On the Gross Domestic Product (GDP), he said the Government had set a low target as it had done previously to achieve it.

"Ghana needs to grow at eight per cent annually to make it to the league of Middle Income earners" he said.

He said the inflation of 11 per cent chalked by the Government was not a miracle and a measure of brilliance.

"We made 9.8 per cent in 1998 when the NDC (National Democratic Congress) was in office. We need to have such single digit inflation marks to push forward."

He said the Government was selective in the announcement of the macro- economic indexes to hide ugly figures.

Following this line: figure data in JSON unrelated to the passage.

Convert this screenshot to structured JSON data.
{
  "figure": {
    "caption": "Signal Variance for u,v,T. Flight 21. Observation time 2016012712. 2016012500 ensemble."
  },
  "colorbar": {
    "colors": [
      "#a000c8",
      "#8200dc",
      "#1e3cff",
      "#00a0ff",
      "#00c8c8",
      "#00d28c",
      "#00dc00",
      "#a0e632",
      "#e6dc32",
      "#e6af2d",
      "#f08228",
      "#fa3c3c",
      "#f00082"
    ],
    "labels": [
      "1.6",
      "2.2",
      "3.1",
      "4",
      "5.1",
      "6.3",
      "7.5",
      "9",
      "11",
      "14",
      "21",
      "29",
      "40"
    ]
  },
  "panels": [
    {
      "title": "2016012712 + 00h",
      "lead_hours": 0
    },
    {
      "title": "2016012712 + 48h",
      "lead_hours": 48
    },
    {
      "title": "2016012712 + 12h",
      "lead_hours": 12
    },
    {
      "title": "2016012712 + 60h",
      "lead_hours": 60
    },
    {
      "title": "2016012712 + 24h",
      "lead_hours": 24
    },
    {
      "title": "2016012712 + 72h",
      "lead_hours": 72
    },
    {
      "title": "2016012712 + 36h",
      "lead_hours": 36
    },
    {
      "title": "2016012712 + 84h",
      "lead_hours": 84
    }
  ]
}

He said reference to the dollar these days was sheer hypocrisy since the dollar had lost against currencies of the World's poorest countries. Mr Asaga said poor nations like Bangladesh and Nepal did not need economic miracles to post a currency gain against the dollar.

The Member said the figure of 5.8 per cent represented by the Government, as the GPD growth was doubtful and conflicting because most sets of calculations point to figures lesser than that.

He said the announcement made to the effect that the strategic stock levy had been abolished was a fluke.

"It has been replaced by a much more painful cross-subsidy levy which amounts to robbing Peter to pay Satan not Paul.

"The housing schemes are all a fluke. We were all here when they announced in 2002 that a lot, in fact a lot of houses were to be built. Where are they?"

The Member scolded the Government for its "vague employment policy when more than 100,000 youth are roaming the streets of Accra and other towns selling dog chains, apples and biscuits.

"The Cocoa spraying exercise is a seasonal activity which can not guarantee decent livelihood."

Mr Asaga said due to the poor economic management skills of the Government, "88 per cent of the population of Upper East are poor while eight out of every 10 people you meet in the Upper West are paupers."

"The Minister did not talk about Infant Mortality Rate, Literacy Rate, Income Levels, Life Expectancy and the Guinea Worm Infection." He said Ghanaians were dying young; more babies were dying at birth and more children die before they reached five years of age.

"We should help them say so far so very bad."